Déjà, la balade, elle commence dans le village d’Attignat-Oncin. Autant dire que les on-s’y-noie et les on-s’y-noise, ils rigolent pas tous les jours avec un nom comme ça. Ensuite, la direction Les Échelles, point de départ de la rando, est inconnue au bataillon. A tous les coups, l’équipe chargée du balisage n’est jamais arrivée jusqu’à ce bled. Par défaut, on a suivi le panneau GR9, sans conviction, puis on a fait demi-tour suite à un balisage fourbe qui arborait le bon code-couleur mais indiquait la mauvaise direction. C’est pas la rigueur du Club Vosgien ici. Un papy imbibé au génépi qui roulait en titubant nous a renvoyé dans l’autre sens, nous baragouinant avec insistance que le Mont Grêle était bien d’laut’côté. C’est qu’on pouvait pas le voir avec tout le brouillard qui le cachait. On a fait confiance à l’auto-chtone, d’autant que ça montait raide comme du bois mort, façon ultratrail à la hussavoyarde, alors ça pouvait être que par là. Car tout Sommet qui se respecte rime avec dénivelet, même celui du Mont Grêle, qui lui ne rime pas avec Echelles, c’est sûr. On a pris le sentier pentu avec un enthousiasme modéré en pensant avec nostalgie aux rinkalarankala* de nos montagnes.

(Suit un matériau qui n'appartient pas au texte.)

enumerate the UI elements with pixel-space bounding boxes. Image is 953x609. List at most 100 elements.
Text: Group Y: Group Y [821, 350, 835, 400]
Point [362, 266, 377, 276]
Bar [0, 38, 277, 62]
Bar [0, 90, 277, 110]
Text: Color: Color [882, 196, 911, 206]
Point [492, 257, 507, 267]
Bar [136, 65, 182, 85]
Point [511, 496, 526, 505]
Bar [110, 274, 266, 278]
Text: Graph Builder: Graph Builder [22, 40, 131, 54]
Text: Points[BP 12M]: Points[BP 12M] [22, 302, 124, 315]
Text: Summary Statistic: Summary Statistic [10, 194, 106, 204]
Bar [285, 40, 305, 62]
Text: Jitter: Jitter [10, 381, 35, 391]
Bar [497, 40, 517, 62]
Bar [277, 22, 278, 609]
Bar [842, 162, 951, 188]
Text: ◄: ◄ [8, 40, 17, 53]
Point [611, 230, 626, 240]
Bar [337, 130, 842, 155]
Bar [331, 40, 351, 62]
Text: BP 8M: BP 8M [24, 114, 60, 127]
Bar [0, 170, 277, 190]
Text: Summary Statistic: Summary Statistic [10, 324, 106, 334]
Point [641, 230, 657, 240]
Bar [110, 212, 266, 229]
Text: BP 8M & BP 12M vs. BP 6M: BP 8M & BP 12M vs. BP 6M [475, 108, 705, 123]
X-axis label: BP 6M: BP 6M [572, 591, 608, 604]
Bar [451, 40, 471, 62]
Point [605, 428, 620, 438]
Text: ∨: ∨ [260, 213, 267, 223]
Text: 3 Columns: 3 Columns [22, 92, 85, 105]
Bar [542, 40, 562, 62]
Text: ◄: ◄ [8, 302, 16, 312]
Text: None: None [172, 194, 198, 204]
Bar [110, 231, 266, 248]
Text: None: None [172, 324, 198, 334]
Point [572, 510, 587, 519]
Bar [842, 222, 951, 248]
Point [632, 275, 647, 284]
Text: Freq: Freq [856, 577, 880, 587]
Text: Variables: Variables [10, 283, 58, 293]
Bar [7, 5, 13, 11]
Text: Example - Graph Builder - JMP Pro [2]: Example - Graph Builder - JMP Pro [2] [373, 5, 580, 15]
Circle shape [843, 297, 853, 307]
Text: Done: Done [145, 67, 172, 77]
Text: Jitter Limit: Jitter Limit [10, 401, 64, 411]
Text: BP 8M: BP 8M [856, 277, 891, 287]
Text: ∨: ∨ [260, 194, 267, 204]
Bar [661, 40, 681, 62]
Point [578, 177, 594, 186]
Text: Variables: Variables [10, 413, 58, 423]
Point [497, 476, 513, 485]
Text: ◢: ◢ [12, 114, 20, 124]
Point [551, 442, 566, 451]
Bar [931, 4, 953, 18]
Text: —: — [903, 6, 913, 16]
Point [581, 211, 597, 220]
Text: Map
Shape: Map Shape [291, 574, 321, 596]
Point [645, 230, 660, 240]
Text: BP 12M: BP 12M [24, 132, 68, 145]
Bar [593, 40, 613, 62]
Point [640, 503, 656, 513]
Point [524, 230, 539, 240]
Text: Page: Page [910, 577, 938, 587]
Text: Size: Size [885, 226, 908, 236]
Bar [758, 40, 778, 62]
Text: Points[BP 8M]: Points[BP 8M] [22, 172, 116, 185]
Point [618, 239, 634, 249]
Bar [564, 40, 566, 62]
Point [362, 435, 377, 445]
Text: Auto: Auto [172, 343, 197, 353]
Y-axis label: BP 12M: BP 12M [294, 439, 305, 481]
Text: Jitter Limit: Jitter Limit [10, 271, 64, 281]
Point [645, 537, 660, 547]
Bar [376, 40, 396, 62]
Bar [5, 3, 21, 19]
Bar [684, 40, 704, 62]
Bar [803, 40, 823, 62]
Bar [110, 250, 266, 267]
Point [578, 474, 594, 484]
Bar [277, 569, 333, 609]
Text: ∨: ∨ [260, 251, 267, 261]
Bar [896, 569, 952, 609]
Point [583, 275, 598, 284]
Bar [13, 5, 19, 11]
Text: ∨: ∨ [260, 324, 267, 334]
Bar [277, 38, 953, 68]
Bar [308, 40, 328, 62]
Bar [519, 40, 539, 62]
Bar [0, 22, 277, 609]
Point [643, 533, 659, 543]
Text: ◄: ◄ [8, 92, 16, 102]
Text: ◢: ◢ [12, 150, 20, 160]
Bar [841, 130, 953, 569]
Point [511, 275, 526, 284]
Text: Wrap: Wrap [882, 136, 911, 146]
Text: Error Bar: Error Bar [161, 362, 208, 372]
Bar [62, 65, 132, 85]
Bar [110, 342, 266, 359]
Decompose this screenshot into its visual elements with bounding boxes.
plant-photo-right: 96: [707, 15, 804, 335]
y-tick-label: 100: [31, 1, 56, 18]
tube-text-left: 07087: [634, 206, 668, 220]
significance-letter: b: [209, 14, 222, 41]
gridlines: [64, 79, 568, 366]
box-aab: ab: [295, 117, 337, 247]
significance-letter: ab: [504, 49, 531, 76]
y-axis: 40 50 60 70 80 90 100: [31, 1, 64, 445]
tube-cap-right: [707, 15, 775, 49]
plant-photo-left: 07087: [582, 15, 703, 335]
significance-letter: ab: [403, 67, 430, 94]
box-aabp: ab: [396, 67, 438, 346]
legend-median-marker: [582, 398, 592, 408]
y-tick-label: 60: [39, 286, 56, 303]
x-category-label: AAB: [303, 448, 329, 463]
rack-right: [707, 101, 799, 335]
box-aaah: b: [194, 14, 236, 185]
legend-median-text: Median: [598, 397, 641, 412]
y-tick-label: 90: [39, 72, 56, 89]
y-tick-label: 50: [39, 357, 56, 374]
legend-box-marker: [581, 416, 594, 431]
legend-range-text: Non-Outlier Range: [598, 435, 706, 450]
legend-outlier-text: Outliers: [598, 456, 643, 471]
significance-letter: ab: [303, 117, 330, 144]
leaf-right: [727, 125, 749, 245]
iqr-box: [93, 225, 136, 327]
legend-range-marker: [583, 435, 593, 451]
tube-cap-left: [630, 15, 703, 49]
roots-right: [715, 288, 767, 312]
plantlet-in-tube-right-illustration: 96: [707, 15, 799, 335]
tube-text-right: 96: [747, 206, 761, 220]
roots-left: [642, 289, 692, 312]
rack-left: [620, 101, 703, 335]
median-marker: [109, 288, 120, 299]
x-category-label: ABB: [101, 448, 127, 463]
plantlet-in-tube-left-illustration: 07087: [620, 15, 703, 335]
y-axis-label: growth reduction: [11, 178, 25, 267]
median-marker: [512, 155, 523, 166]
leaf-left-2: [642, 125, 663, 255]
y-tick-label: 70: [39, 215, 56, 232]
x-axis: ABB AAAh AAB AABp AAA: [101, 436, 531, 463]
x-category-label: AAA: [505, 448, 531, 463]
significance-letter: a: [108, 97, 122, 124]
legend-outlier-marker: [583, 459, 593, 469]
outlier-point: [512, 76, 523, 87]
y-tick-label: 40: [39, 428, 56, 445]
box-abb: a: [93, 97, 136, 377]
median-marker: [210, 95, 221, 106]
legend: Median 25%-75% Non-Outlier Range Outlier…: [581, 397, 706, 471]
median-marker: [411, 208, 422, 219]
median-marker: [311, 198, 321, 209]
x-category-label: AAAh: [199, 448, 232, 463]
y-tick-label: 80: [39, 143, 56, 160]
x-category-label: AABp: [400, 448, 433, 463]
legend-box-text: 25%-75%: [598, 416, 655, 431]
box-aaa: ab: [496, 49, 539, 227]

Après trois bonnes heures de grimpette façon chamois perclus de rhumatismes, sur un pseudo-sentier défoncé qui se transformait doucement mais sûrement en glissement de terrain, la récompense : l’arrivée au belvédère. Oui enfin, c’est comme ça qu’ils l’appellent par beau temps. Sinon, c’est plutôt très venteux, très brumeux et aussi très dangereux. Mais comme la pause casse-croûte s’imposait, on a tous fait les fayots pour dire que le panorama méritait qu’on s’y arrête. Pour faire plus vrai, on a poussé des oh et des ah à chaque fois qu’on entrapercevait le Lac d’Aiguebelette entre deux nuages. La température avoisinant lentement celle d’une station de ski, on s’est tous mis à rêver d’une tartiflette mais pour ça, fallait d’abord redescendre. Le chemin retour ne nous a pas déçu : on a glissé, on a chuté, on s’est perdus. Arrivés au gîte 6 heures plus tard, crottés et tétanisés, on était sûrs d’une chose : la montagne, ça gagne pas tout le monde.